16. In these circumstances, the order passed by the VI Additional Judge, City Civil Court, Chennai, returning the application in I.A.S.R.No.33020/2012 dated 23.01.2013 is not maintainable, and the same is liable to be set aside. Accordingly, the same is set aside. The matter is remanded to the VI Additional Judge, City Civil Court, Chennai and the trial Court is directed to number the application in I.A.S.R No.33080/2012 and decide the same on merits and in accordance with law, after giving opportunity to both sides.

17. The petitioners have filed the application in CMP No.12504 of 2016 to condone the delay in filing the petition to set aside the abatement caused due to the death of the first petitioner.

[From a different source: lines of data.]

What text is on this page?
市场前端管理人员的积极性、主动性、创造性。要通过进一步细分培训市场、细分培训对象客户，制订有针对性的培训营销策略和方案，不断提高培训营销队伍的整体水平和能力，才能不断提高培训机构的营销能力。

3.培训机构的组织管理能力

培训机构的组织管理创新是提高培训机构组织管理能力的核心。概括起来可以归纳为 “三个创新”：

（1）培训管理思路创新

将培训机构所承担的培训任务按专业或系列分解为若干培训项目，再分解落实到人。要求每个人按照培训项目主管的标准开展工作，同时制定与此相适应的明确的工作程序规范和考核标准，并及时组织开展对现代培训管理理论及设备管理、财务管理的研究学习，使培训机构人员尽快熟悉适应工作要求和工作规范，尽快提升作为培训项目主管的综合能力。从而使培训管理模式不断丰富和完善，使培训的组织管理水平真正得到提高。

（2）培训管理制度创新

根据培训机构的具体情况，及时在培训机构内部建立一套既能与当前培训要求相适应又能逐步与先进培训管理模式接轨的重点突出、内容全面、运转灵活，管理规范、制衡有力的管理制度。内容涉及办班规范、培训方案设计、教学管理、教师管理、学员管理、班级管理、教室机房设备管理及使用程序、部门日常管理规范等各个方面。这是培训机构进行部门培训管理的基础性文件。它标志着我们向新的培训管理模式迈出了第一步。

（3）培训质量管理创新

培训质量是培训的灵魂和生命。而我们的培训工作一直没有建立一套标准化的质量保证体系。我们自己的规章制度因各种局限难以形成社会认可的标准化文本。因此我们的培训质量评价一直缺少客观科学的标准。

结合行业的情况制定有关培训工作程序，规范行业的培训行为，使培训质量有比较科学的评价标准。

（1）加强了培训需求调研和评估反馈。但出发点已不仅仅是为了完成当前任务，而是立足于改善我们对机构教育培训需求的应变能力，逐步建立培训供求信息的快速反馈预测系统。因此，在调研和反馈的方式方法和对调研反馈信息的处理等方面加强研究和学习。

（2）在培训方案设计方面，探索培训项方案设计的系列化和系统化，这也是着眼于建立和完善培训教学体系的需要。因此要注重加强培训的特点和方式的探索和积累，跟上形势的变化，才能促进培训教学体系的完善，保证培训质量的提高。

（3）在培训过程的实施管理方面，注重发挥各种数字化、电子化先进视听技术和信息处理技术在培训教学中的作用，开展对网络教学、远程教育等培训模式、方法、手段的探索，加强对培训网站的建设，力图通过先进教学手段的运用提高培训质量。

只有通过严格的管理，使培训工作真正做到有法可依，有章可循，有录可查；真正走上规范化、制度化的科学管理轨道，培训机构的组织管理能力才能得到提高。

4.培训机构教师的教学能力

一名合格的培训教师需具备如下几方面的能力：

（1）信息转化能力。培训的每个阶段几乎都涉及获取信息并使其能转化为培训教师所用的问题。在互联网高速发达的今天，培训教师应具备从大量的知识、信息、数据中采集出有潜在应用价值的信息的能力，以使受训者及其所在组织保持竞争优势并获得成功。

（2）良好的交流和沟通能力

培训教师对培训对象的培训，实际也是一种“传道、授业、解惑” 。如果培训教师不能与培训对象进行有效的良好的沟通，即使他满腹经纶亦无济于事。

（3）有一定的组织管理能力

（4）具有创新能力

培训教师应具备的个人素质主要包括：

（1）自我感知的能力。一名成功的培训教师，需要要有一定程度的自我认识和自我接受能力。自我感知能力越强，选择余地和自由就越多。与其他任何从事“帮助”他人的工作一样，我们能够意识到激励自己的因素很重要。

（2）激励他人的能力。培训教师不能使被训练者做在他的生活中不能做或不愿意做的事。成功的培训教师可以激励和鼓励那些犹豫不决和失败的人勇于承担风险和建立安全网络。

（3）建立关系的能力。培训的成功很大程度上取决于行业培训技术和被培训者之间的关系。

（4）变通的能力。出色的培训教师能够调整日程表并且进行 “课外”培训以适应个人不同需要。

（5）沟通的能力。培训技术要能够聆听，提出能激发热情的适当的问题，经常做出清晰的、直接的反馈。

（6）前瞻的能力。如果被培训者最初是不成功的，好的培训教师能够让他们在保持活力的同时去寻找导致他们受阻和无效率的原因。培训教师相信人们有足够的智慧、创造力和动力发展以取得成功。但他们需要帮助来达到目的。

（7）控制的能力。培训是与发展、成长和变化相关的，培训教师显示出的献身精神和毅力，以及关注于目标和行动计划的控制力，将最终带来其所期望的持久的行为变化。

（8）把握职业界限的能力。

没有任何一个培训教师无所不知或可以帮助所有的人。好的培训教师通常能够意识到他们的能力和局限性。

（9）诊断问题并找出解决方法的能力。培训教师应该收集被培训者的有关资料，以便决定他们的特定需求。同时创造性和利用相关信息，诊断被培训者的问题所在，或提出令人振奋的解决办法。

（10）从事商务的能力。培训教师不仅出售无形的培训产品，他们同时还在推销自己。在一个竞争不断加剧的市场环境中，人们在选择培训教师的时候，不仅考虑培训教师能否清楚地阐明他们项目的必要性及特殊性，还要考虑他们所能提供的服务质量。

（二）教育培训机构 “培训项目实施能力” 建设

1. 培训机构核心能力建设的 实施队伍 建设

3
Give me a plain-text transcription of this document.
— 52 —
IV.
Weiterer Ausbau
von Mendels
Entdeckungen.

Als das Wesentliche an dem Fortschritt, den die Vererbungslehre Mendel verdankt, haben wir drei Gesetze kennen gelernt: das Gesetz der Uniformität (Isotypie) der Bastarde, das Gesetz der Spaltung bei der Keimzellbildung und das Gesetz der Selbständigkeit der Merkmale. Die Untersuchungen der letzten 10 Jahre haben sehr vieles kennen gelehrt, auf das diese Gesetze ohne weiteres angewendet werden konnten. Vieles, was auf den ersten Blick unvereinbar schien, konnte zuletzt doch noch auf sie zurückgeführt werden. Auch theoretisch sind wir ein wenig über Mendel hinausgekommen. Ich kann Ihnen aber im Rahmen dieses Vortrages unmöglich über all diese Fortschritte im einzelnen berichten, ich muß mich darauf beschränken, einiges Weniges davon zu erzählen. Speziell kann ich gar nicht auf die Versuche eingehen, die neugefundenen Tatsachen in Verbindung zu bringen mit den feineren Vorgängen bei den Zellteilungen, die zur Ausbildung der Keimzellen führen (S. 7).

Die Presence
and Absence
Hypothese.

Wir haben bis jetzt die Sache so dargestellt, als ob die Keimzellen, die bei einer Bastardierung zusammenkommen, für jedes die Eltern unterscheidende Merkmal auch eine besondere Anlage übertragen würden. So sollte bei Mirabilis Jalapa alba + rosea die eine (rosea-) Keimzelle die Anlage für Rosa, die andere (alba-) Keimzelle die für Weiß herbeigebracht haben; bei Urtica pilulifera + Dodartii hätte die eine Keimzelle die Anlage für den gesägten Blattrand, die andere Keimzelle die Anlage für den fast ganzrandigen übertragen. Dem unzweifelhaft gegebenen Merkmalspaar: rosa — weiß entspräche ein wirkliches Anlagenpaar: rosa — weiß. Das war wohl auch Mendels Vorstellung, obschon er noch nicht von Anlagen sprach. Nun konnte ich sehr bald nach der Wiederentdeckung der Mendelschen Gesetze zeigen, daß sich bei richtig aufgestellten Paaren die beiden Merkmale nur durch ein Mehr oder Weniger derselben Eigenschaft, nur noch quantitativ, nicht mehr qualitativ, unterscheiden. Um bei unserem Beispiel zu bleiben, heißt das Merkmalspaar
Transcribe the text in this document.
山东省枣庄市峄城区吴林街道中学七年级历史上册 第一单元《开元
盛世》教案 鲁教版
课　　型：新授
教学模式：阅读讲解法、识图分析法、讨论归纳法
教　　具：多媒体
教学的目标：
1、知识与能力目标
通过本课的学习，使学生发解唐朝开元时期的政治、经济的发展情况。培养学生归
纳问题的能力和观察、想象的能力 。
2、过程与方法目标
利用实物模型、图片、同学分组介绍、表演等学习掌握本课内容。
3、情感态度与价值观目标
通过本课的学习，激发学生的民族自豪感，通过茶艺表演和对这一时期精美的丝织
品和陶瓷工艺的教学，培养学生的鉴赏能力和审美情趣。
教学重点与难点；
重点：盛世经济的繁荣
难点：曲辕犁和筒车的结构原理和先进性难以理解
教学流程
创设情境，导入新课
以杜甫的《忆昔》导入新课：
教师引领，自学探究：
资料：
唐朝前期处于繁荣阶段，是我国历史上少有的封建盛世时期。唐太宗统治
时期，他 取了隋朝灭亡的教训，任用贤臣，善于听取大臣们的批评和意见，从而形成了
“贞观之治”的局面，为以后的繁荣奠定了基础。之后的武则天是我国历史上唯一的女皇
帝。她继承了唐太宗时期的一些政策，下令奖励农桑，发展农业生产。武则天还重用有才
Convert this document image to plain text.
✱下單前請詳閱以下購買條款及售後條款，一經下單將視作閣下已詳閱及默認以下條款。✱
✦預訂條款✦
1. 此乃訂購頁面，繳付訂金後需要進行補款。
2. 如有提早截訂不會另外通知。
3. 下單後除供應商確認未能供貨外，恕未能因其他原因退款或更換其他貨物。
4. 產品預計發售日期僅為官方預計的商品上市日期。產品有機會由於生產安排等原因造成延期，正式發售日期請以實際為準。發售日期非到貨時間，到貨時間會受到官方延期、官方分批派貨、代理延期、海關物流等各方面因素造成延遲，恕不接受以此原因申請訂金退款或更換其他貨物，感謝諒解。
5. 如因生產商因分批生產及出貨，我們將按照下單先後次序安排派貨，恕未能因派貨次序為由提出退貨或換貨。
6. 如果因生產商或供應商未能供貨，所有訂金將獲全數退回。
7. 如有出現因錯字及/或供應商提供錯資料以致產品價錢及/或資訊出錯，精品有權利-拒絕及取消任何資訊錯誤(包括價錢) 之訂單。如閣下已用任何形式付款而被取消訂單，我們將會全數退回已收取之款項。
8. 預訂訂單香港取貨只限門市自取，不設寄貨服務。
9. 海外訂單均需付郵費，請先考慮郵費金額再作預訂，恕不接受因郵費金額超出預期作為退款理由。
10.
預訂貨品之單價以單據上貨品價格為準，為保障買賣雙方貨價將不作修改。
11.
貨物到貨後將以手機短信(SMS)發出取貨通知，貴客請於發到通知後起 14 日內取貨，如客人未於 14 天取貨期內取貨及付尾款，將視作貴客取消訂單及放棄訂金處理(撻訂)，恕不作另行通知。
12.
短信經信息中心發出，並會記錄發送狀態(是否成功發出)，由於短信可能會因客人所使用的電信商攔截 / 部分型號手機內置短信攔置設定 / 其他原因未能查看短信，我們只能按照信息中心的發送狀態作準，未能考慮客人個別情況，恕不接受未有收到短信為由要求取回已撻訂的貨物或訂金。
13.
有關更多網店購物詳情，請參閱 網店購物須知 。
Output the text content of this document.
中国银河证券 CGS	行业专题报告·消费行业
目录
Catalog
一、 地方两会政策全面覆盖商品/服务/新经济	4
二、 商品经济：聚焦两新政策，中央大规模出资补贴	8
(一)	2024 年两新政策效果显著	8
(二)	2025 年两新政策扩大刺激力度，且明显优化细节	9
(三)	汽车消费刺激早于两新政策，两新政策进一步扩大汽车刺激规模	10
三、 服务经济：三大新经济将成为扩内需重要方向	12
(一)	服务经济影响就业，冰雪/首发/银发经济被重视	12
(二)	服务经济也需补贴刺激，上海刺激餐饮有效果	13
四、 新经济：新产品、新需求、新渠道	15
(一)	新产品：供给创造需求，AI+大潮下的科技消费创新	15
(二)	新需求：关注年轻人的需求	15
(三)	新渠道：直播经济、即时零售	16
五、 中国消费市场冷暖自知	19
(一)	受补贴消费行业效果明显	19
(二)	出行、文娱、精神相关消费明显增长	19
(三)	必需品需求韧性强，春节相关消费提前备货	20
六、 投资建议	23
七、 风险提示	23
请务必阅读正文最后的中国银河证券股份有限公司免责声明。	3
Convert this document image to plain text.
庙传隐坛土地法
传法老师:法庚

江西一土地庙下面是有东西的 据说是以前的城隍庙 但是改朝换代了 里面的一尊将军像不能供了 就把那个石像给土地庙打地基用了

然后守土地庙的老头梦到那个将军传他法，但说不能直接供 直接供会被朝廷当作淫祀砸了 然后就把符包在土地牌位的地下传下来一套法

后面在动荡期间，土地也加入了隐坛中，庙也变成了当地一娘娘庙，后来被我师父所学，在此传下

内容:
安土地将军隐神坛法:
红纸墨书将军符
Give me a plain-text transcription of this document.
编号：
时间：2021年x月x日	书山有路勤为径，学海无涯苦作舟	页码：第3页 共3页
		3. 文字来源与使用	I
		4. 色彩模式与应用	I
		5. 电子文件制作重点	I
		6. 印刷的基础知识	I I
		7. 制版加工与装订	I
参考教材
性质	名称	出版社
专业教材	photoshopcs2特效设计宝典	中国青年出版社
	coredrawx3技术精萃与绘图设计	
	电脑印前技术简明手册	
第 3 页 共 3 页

18. In the affidavit, filed in support of the petition, the petitioners have stated that the first petitioner died on 13.07.2013, during the pendency of the Civil Revision Petition. Further, in the affidavit, filed in support of the petition, the petitioners have stated that due to certain changes in the management of business, the petitioners had taken change of vakalat from their counsel in order to entrust the matter to a new counsel for defending all its cases pending before various courts. Though change of vakalat was given by the counsel on record to the new counsel, the new counsel had failed to file the same into this Court and defend the petitioners suitably. The petitioners could not inform the present counsel to represent the matter and protect their interest. In these circumstances, there is a delay of 962 days in filing the petition to set aside the abatement caused due to the death of the first petitioner. However, the second petitioner was contesting the matter throughout.

19. The respondent filed their counter and opposed the condonation of delay.

20. Since the petitioners have satisfactorily explained the reasons for the delay in the affidavit, filed in support of the petition, further in the interest of justice, the delay can be condoned for the reason that the petitioners, who are the legal representatives of the deceased first petitioner, shall have the opportunity to contest the suit on merits. In these circumstances, the delay of 962 days in filing the suit to set aside the abatement caused due to the death of the first petitioner is condoned and the abatement caused due to the death of the first petitioner are set aside and the petitioners 3 to 6 are brought on record as the legal representatives of the deceased first petitioner.

With these observations, the Civil Revision Petition is allowed. No costs. The petitions in CMP Nos.12504/2016, 12505/2016 and 12506/2016 are ordered.